Es personaje pintoresco. Podrían haberlo inventado Élmer Mendoza, para que lo hiciera rabiar el cinismo duro del Zurdo Mendieta, o Paco Ignacio Taibo II, para que Belascoarán Shayne redivivo tuviera un nuevo némesis, o pudo haber escapado, villano alambicado y adalid de guerra sucia y represión, de Los símbolos transparentes, de Gonzalo Martré, hoy tan en injusto olvido. El problema, que a su vez se inscribe en el galimatías que desconstruye esta nación, es que no se trata de un personaje de papel, sino de un policía de carne y hueso, de crueldad y disciplina militar –su padre el ejército, su madre la patria, gusta decir con retórica de lo más etwas verkitschen–, de sangre fría y de pólvora, mucha pólvora, y además de un profundo desprecio por la vida humana, sobre todo la de quien él considera enemigo, transgresor –para usar esa jerga a la que son tan aficionados los militares– o simple delincuente.
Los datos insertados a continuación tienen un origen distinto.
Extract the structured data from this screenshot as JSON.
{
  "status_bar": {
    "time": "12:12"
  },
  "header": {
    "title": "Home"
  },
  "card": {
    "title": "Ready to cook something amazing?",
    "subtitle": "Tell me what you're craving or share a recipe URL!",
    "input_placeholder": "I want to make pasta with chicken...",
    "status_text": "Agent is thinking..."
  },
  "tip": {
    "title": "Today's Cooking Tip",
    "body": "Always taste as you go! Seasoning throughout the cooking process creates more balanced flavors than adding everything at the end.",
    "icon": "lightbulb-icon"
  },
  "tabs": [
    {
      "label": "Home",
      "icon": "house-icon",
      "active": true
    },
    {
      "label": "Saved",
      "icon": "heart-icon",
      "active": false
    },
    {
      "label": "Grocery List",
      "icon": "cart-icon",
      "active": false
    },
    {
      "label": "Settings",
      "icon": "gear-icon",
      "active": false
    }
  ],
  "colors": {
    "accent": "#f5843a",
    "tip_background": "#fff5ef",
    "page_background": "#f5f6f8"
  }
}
Su método, dice con desparpajo, es el juicio sumario. No ha proclamado regodearse en la tortura, pero a estas alturas, ¿quién puede afirmarlo sin escaldarse? A fin de cuentas, se nos dice, está en eso de los convoyes, los operativos y las balaceras para protegernos a nosotros, inermes civiles que, por cierto, no somos santos de su devoción. Ya antes de la estupenda entrevista que le hizo Sanjuana Martínez, el general retirado Carlos Bibiano Villa, entonces todavía secretario de Seguridad Pública en Torreón, había dado de qué hablar en la prensa, nacional e internacional. Ya antes tuvo roces con la gente por su rudeza cuando no franca majadería. Ya antes dijo que es la sociedad civil, y quizá para desgracia nuestra no ande tan errado, la gran culpable del auge del crimen organizado en México. Algo sabrá de lo que dice, que deja sospechar atisbos, a la menor provocación de cámara y micrófono, del mecapal que carga llenecito de calacas.
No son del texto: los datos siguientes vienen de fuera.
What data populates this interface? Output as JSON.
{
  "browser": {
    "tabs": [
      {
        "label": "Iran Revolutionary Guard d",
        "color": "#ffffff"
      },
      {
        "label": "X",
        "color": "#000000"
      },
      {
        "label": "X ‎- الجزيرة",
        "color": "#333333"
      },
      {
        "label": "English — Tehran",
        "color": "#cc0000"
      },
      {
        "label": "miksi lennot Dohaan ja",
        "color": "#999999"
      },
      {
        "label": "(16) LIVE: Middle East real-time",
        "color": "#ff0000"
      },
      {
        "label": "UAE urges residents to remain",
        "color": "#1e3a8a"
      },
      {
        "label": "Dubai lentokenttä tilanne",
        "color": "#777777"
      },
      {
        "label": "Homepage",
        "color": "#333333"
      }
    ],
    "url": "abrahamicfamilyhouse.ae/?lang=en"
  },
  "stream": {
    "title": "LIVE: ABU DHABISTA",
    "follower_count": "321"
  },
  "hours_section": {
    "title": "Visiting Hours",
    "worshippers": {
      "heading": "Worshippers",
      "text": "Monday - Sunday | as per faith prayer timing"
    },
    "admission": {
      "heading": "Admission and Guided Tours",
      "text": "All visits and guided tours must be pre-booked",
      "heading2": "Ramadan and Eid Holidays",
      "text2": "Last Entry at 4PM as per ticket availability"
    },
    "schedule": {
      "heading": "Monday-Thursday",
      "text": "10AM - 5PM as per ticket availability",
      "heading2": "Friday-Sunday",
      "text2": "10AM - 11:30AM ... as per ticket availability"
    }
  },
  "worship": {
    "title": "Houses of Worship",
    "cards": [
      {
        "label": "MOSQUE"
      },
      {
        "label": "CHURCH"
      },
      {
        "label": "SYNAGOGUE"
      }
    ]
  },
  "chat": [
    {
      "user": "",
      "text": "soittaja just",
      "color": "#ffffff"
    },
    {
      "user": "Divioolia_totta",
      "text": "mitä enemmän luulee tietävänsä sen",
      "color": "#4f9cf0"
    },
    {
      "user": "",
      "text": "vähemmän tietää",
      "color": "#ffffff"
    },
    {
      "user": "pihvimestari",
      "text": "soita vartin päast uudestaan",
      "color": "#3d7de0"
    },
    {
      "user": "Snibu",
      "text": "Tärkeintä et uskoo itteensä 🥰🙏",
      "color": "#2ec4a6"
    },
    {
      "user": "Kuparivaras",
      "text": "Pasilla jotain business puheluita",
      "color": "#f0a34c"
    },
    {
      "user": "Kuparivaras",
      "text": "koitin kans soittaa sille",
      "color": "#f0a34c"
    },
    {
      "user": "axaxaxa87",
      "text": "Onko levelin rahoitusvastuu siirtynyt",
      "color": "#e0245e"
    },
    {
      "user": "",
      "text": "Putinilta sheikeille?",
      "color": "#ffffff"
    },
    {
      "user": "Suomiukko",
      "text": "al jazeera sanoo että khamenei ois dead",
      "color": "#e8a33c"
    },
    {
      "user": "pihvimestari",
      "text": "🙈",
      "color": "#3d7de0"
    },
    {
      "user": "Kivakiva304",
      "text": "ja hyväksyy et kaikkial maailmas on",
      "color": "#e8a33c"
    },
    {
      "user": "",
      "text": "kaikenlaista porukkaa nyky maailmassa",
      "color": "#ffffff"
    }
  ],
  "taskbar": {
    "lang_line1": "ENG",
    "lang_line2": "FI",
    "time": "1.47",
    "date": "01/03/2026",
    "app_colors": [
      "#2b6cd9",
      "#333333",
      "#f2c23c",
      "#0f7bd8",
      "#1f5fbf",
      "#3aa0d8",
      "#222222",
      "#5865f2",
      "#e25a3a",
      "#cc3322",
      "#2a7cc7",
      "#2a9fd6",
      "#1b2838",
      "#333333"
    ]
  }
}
Nadie pone en duda su convencimiento doctrinal ni su disposición. Carlos Castañón Cuadros, en su columna de Milenio Torreón, relata que el general “abrió” al público dos números de teléfonos celulares que contestaba personalmente para recibir denuncias. Bragado y sin remilgos, sin embargo el general Bibiano no dio grandes resultados. En mayo de 2010 el Grupo Empresarial de La Laguna, que aglutina a los principales empresarios de la región, exigió su dimisión porque, a pesar de operativos rudos y declaraciones controversiales, los saldos de su gestión arrojaban más continuismo y fracaso que éxito: los delitos del fuero común aumentaron, la violencia se desató como nunca y lo más importante: el narcotráfico y su violenta parafernalia no fueron ni neutralizados ni debilitados. En medio de las declaraciones de alto octanaje mediático que caracterizan a don Bibiano Villa, su traslado a la dirección de la seguridad pública de Quintana Roo signa un mal disimulado fracaso en el norte del país.
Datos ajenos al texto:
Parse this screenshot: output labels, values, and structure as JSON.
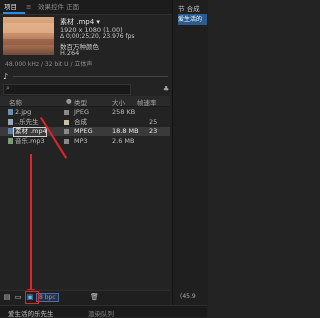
{
  "tabs": [
    {
      "label": "项目"
    },
    {
      "label": "效果控件 正面"
    },
    {
      "label": "≡"
    }
  ],
  "right_pane": {
    "top_label": "节 合成",
    "highlight": "爱生活的"
  },
  "asset_info": {
    "name": "素材 .mp4 ▾",
    "resolution": "1920 x 1080 (1.00)",
    "timing": "Δ 0;00;25;20, 23.976 fps",
    "color": "数百万种颜色",
    "codec": "H.264",
    "audio": "48.000 kHz / 32 bit U / 立体声"
  },
  "table": {
    "headers": {
      "name": "名称",
      "type": "类型",
      "size": "大小",
      "rate": "帧速率"
    },
    "rows": [
      {
        "name": "2.jpg",
        "type": "JPEG",
        "size": "258 KB",
        "rate": "",
        "color": "#8a8a8a"
      },
      {
        "name": "..乐先生",
        "type": "合成",
        "size": "",
        "rate": "25",
        "color": "#c9c1a3"
      },
      {
        "name": "素材 .mp4",
        "type": "MPEG",
        "size": "18.8 MB",
        "rate": "23",
        "color": "#8a8a8a",
        "selected": true
      },
      {
        "name": "音乐.mp3",
        "type": "MP3",
        "size": "2.6 MB",
        "rate": "",
        "color": "#8a8a8a"
      }
    ]
  },
  "bottom": {
    "bpc": "8 bpc",
    "zoom": "(45.9"
  },
  "timeline_tabs": [
    {
      "label": "爱生活的乐先生"
    },
    {
      "label": "渲染队列"
    }
  ]
}
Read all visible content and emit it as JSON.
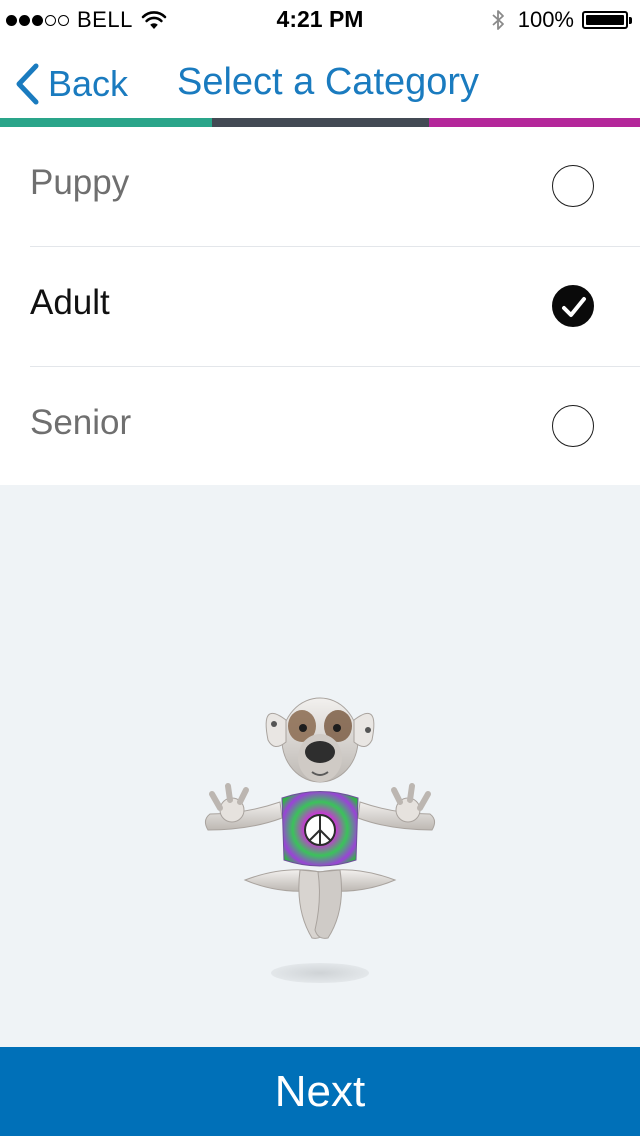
{
  "status_bar": {
    "signal_filled": 3,
    "signal_total": 5,
    "carrier": "BELL",
    "time": "4:21 PM",
    "battery_percent": "100%",
    "battery_level": 1.0,
    "icons": [
      "wifi-icon",
      "bluetooth-icon",
      "battery-icon"
    ]
  },
  "nav": {
    "back_label": "Back",
    "title": "Select a Category",
    "back_icon": "chevron-left-icon"
  },
  "stripe_colors": [
    "#2aa58a",
    "#434a54",
    "#b4279a"
  ],
  "options": [
    {
      "label": "Puppy",
      "selected": false
    },
    {
      "label": "Adult",
      "selected": true
    },
    {
      "label": "Senior",
      "selected": false
    }
  ],
  "illustration": {
    "icon": "meditating-dog-illustration"
  },
  "next_button": {
    "label": "Next"
  },
  "colors": {
    "accent": "#1a7bbf",
    "next_button": "#0070b8",
    "illustration_bg": "#eff3f6"
  }
}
El asunto no es Bibiano Villa ni sus escandalosas, tácitas confesiones de posibles ejecutados por él y por sus hombres que entonces más que policías forman filas en escuadrones de la muerte, sino cuántos como él puede haber en las corporaciones policíacas del país, puestas en entredicho ante el poder corrosivo y prevaricador, ya por axioma cruel de “plata o plomo” con que la delincuencia organizada busca permear corporaciones y estamentos, ya por la abierta confrontación de los cárteles de la droga y sus socios o simples imitadores. Lejos del soldado ideal que preconizan los anuncios del gobierno fracasado de Felipe Calderón, la improvisación de militares en las policías del país supone una irónica encerrona: si la policía es corrupta y por ello poco confiable, sustituirla por la dureza de los militares, su evidente incapacidad de relacionarse con la sociedad civil –y el profundo desprecio que ésta, a pesar de ser mayoría y origen de su misma existencia como fuerzas armadas, parece inspirarles–, entrampa peligrosamente la manera de relacionarse el gobierno con sus gobernados. ¿Cuántos Bibianos hay en las policías, además de los que lógicamente albergan los cuarteles, que consideran una debilidad presentar a un detenido ante el Ministerio Público en lugar de escabecharlo?

La brutalidad otorga miedo, no respeto. El inmoral afán de Calderón de trucar legitimidad por efectismo nos ha convertido el oficio policial en Minotauro, la vida en sociedad en un laberinto, y no se ve que vayamos a tener pronto el auxilio de un ingenuo Teseo, ni la hebra del ovillo de esperanza con que una providencial Ariadna pudiera sacarnos de aquí.